Только всего она и сказала, но в голосе ее звучало такое горе, что Горохов тревожно взглянул на нее. На голубых ее глазках дрожали две маленькие слезинки, щечки пылали, ротик полураскрылся под влиянием горестного изумления. Словом сказать, никогда она не была так очаровательна. Но Горохов был столоначальник всем естеством своим, и притом такой столоначальник, который с минуты на минуту ждал, что его позовут в кабинет директора и скажут: «Не хотите ли место начальника отделения?» Поэтому, даже в такую опасную минуту, когда кофточка на груди у Наденьки распахнулась, — даже и тогда он не мог выжать из своих мозгов иной мысли, кроме: «Делу — время, потехе — час». Тем не менее он понял, что нужно же как-нибудь утешить это милое дитя, которое так скоро зябнет в его отсутствии. Поэтому он шутливо искривил губы и сказал:

— А ты как думала, дурочка! Ведь я на государственной службе состою и, следовательно, несу известные обязанности. Государство, мой друг, не шутит. Оно уволило меня на двадцать восемь дней, а на двадцать девятый день требует, чтоб я был на своему посту. Ступай же, ангел мой, и постарайся заснуть! В десять часов я тебя разбужу, ты нальешь мне чаю, а в одиннадцать часов я беру шляпу и спешу в департамент!

Но она стояла неподвижно, раскрывши глазки, в которых словно застыли две слезинки, появившиеся еще в начале семейной сцены. Казалось, она ровно ничего не понимала в том сумбуре, который бормотал ее муж.

— Неужели?! — тихо шептала она, покуда муж разводил свою канитель.

— Что такое «неужели»? — обиделся он.

— Неужели ты уже променял меня… меня!.. на эти дрянные бумаги? — вырвался из груди ее вопль.

— Но неужели же ты не можешь понять, что сегодня истекает срок моему отпуску? Наденька! да пойми же меня, мой друг! Я состою на службе; я служу не какому-нибудь частному лицу, а государству… Государству, голубчик мой, государству!

— Ах, это противное государство!

Горохов улыбнулся и обнял Наденьку за талию. Он понимал тайну Наденькиных восклицаний и не без основания надеялся, что с той минуты, как она назвала государство противным, дело непременно должно пойти на лад. И действительно, как только Наденька почувствовала, что он гладит ее по спине, так тотчас же все ее сомнения рассеялись. Через минуту она уже обвила руками его шею и говорила:

— Володька! гадкий! противный! не смей бумагами заниматься! Целуй меня! крепче… вот так!

Это было так мило, что даже вошедший в эту минуту в кабинет лакей Иван — и тот не мог удержаться, чтоб не улыбнуться.

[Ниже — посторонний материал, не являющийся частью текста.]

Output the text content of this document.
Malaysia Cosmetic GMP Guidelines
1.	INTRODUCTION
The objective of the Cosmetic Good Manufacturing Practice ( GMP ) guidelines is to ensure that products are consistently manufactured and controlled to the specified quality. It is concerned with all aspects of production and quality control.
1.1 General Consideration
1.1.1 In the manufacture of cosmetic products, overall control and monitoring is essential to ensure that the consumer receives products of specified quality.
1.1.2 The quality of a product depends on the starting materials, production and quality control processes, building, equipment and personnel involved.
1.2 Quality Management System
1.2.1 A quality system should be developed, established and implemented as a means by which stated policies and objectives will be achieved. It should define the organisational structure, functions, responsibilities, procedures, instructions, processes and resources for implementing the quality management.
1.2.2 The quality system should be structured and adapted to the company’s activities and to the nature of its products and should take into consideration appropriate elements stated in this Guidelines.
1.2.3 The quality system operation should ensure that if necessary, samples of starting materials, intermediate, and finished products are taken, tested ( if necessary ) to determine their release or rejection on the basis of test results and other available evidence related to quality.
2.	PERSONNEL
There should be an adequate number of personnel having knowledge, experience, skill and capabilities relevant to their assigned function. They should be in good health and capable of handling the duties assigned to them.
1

На этот раз размолвка кончилась благополучно. Правда, что Горохов, вместо надлежащих развитий, наскоро закончил свой доклад так: «Посему я полагаю разделить сих людей на три категории: первую — разорить, вторую — расточить, третью — выдержав при полиции, водворить в места жительства под строгий надзор. И тогда край несомненно процветет», — но все-таки он поспел в департамент как раз за пять минут до того, как прибыл туда директор. Директор принял его милостиво, пристально посмотрел ему в глаза, как будто отыскивал там следы чего-то, и, взяв из его рук докладную записку, дружески молвил:

— Впрочем, я думаю, едва ли вы были в состоянии дать моим мыслям надлежащее развитие. В вашем положении… столь важная перемена в жизни… Поздравляю вас, мой друг! от души поздравляю!

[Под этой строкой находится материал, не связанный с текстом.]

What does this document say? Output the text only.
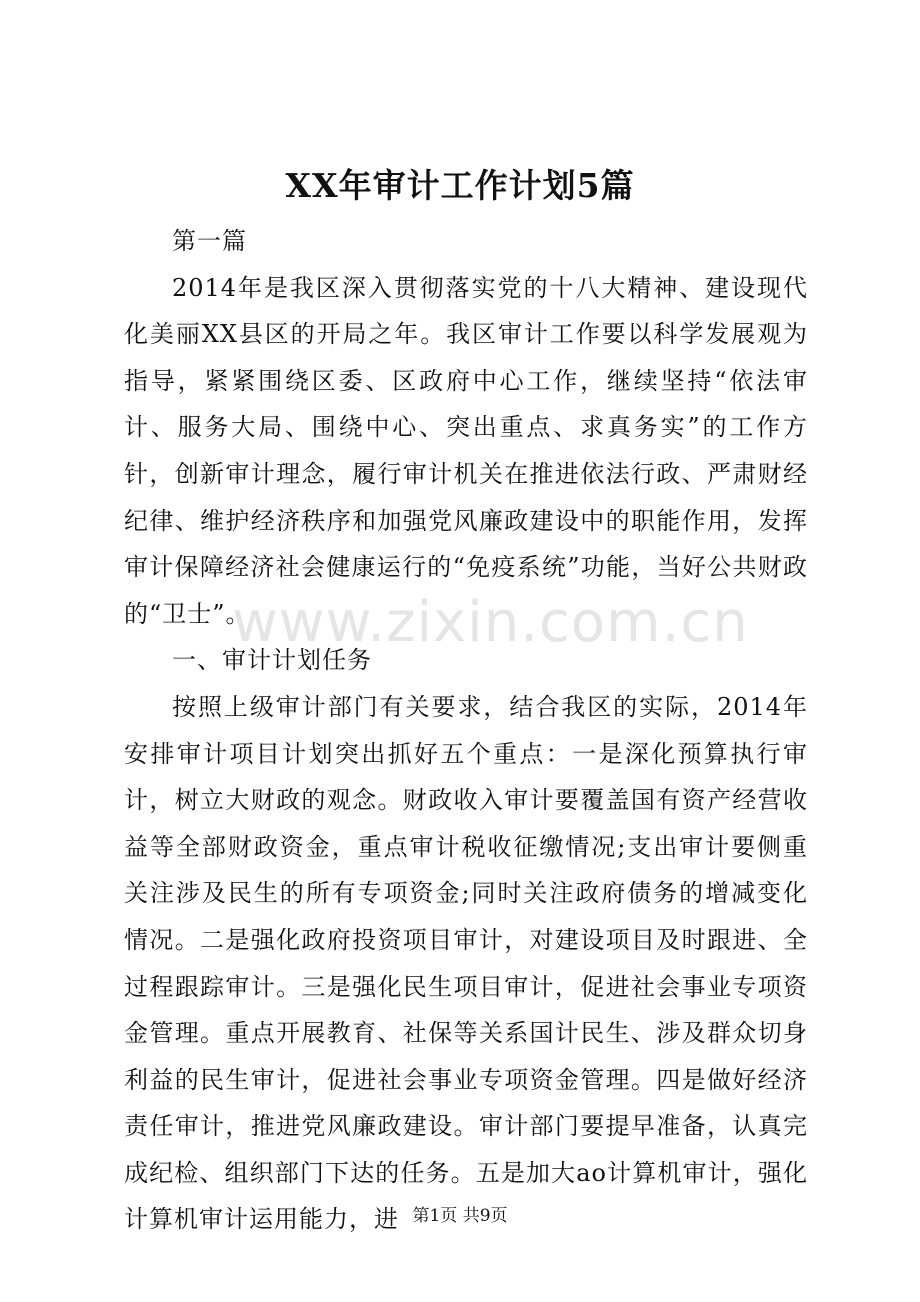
XX年审计工作计划5篇

第一篇

2014年是我区深入贯彻落实党的十八大精神、建设现代化美丽XX县区的开局之年。我区审计工作要以科学发展观为指导，紧紧围绕区委、区政府中心工作，继续坚持“依法审计、服务大局、围绕中心、突出重点、求真务实”的工作方针，创新审计理念，履行审计机关在推进依法行政、严肃财经纪律、维护经济秩序和加强党风廉政建设中的职能作用，发挥审计保障经济社会健康运行的“免疫系统”功能，当好公共财政的“卫士”。

一、审计计划任务

按照上级审计部门有关要求，结合我区的实际，2014年安排审计项目计划突出抓好五个重点：一是深化预算执行审计，树立大财政的观念。财政收入审计要覆盖国有资产经营收益等全部财政资金，重点审计税收征缴情况;支出审计要侧重关注涉及民生的所有专项资金;同时关注政府债务的增减变化情况。二是强化政府投资项目审计，对建设项目及时跟进、全过程跟踪审计。三是强化民生项目审计，促进社会事业专项资金管理。重点开展教育、社保等关系国计民生、涉及群众切身利益的民生审计，促进社会事业专项资金管理。四是做好经济责任审计，推进党风廉政建设。审计部门要提早准备，认真完成纪检、组织部门下达的任务。五是加大ao计算机审计，强化计算机审计运用能力，进

www.zixin.com.cn
第1页 共9页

Несмотря на такой исход, государственная карьера Горохова была уже подорвана. Мир был заключен, но на условиях, очень и очень нелегких. Наденька потребовала, во-первых, чтоб в кабинете мужа была поставлена кушетка; во-вторых, чтоб Володька, всякий раз, как идет в кабинет заниматься, переносил и ее туда на руках и клал на кушетку, и, в-третьих, чтобы Володька, всякий раз, как Наденьке вздумается, сейчас же бросал и свои гадкие бумаги, и свое противное государство и садился к ней на кушетку.

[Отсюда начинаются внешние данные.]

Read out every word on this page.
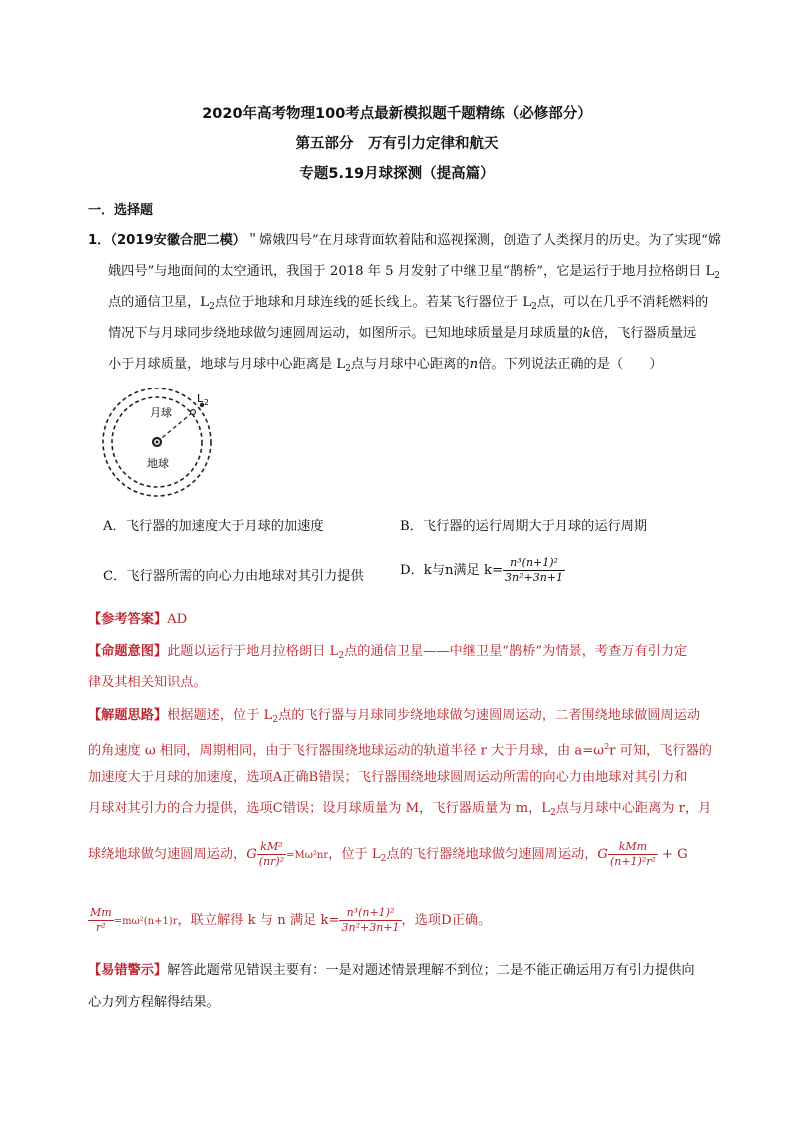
2020年高考物理100考点最新模拟题千题精练（必修部分）
第五部分　万有引力定律和航天
专题5.19月球探测（提高篇）
一．选择题
1．（2019安徽合肥二模）＂嫦娥四号”在月球背面软着陆和巡视探测，创造了人类探月的历史。为了实现“嫦
娥四号”与地面间的太空通讯，我国于 2018 年 5 月发射了中继卫星“鹊桥”，它是运行于地月拉格朗日 $L_2$
点的通信卫星，$L_2$点位于地球和月球连线的延长线上。若某飞行器位于 $L_2$点，可以在几乎不消耗燃料的
情况下与月球同步绕地球做匀速圆周运动，如图所示。已知地球质量是月球质量的k倍，飞行器质量远
小于月球质量，地球与月球中心距离是 $L_2$点与月球中心距离的n倍。下列说法正确的是（　　）
月球
地球
L 2
A．飞行器的加速度大于月球的加速度	B．飞行器的运行周期大于月球的运行周期
C．飞行器所需的向心力由地球对其引力提供	D．k与n满足 $k= \frac{\text{n³(n+1)²}}{\text{3n²+3n+1}}$
【参考答案】AD
【命题意图】此题以运行于地月拉格朗日 $L_2$点的通信卫星——中继卫星“鹊桥”为情景，考查万有引力定
律及其相关知识点。
【解题思路】根据题述，位于 $L_2$点的飞行器与月球同步绕地球做匀速圆周运动，二者围绕地球做圆周运动
的角速度 ω 相同，周期相同，由于飞行器围绕地球运动的轨道半径 r 大于月球，由 $a=\omega^2r$ 可知，飞行器的
加速度大于月球的加速度，选项A正确B错误；飞行器围绕地球圆周运动所需的向心力由地球对其引力和
月球对其引力的合力提供，选项C错误；设月球质量为 M，飞行器质量为 m，$L_2$点与月球中心距离为 r，月
球绕地球做匀速圆周运动，G $\frac{\text{kM²}}{\text{(nr)²}} =M\omega^2nr$，位于 $L_2$点的飞行器绕地球做匀速圆周运动，G $\frac{\text{kMm}}{\text{(n+1)²r²}} + G$
$\frac{Mm}{\text{r²}} =m\omega^2(n+1)r$，联立解得 k 与 n 满足 $k= \frac{\text{n³(n+1)²}}{\text{3n²+3n+1}}$ ，选项D正确。
【易错警示】解答此题常见错误主要有：一是对题述情景理解不到位；二是不能正确运用万有引力提供向
心力列方程解得结果。
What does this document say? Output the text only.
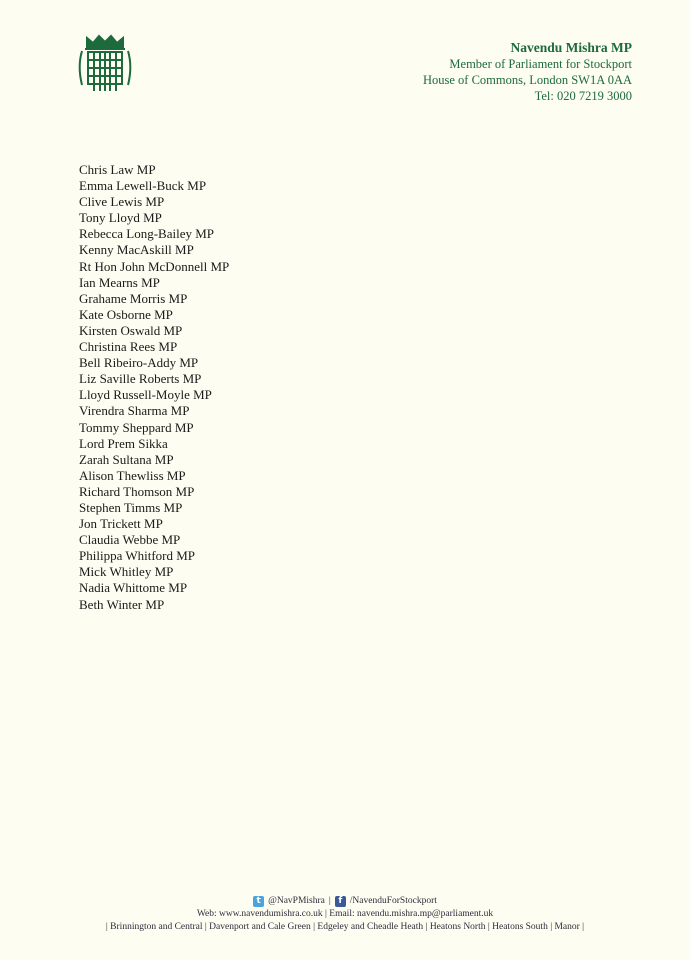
Navendu Mishra MP
Member of Parliament for Stockport
House of Commons, London SW1A 0AA
Tel: 020 7219 3000
Chris Law MP
Emma Lewell-Buck MP
Clive Lewis MP
Tony Lloyd MP
Rebecca Long-Bailey MP
Kenny MacAskill MP
Rt Hon John McDonnell MP
Ian Mearns MP
Grahame Morris MP
Kate Osborne MP
Kirsten Oswald MP
Christina Rees MP
Bell Ribeiro-Addy MP
Liz Saville Roberts MP
Lloyd Russell-Moyle MP
Virendra Sharma MP
Tommy Sheppard MP
Lord Prem Sikka
Zarah Sultana MP
Alison Thewliss MP
Richard Thomson MP
Stephen Timms MP
Jon Trickett MP
Claudia Webbe MP
Philippa Whitford MP
Mick Whitley MP
Nadia Whittome MP
Beth Winter MP
t @NavPMishra | f /NavenduForStockport
Web: www.navendumishra.co.uk | Email: navendu.mishra.mp@parliament.uk
| Brinnington and Central | Davenport and Cale Green | Edgeley and Cheadle Heath | Heatons North | Heatons South | Manor |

Понятно, что, при таком положении вещей, никакие идеи надлежащего развития получить не могли.

Результат оказался плачевный. Мало-помалу Горохов со всем утратил доверие начальства, а вместе с тем и надежду на получение места начальника отделения. И вот на днях встречаю я его на Невском: идет сумрачный, повесив голову, как человек, у которого на душе скребут мыши, но который, в то же время, уже принял неизменное решение.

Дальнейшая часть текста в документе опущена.